Postphenomenology and Architecture
Title | Postphenomenology and Architecture PDF eBook |
Author | Lars Botin |
Publisher | Rowman & Littlefield |
Pages | 253 |
Release | 2021-02-22 |
Genre | Philosophy |
ISBN | 1793609446 |
Architecture and urban design are typically considered as a result of artistic creativity performed by gifted individuals. Postphenomenology and Architecture: Human Technology Relations in the Built Environment analyzes buildings and cities instead as technologies. Informed by a postphenomenological perspective, this book argues that buildings and the furniture of cities—like bike lanes, benches, and bus stops—are inscribed in a conceptual framework of multistability, which is to say that they fulfill different purposes over time.

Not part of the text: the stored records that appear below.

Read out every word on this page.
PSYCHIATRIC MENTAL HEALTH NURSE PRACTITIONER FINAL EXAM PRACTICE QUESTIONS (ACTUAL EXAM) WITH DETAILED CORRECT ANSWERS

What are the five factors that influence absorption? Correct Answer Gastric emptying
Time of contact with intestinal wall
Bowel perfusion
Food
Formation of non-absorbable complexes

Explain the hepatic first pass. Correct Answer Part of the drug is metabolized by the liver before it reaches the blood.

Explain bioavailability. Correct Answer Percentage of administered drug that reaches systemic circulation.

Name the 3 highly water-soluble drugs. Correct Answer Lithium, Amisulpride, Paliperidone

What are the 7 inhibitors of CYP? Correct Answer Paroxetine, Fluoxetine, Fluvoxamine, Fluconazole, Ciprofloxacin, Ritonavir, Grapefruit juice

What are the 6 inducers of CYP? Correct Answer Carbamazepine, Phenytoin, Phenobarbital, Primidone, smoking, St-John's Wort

Yet, there are qualities in the built environment that are long lasting and immutable and that transcend temporal functionality and ephemeral efficiency. The contributors show how different perceptions, practices, and interpretations are tangible and visible as we engage with these technologies. In addition, several of the chapters critically assess the influence of Martin Heidegger in modern philosophy of architecture. This book reads Heidegger from the perspective of architecture and urban design as technology, shedding light on what it means to build and dwell.
Body and Building
Title | Body and Building PDF eBook |
Author | George Dodds |
Publisher | MIT Press |
Pages | 452 |
Release | 2002 |
Genre | Architecture |
ISBN | 9780262041959 |
Essays on the changing relationship of the human body and architecture.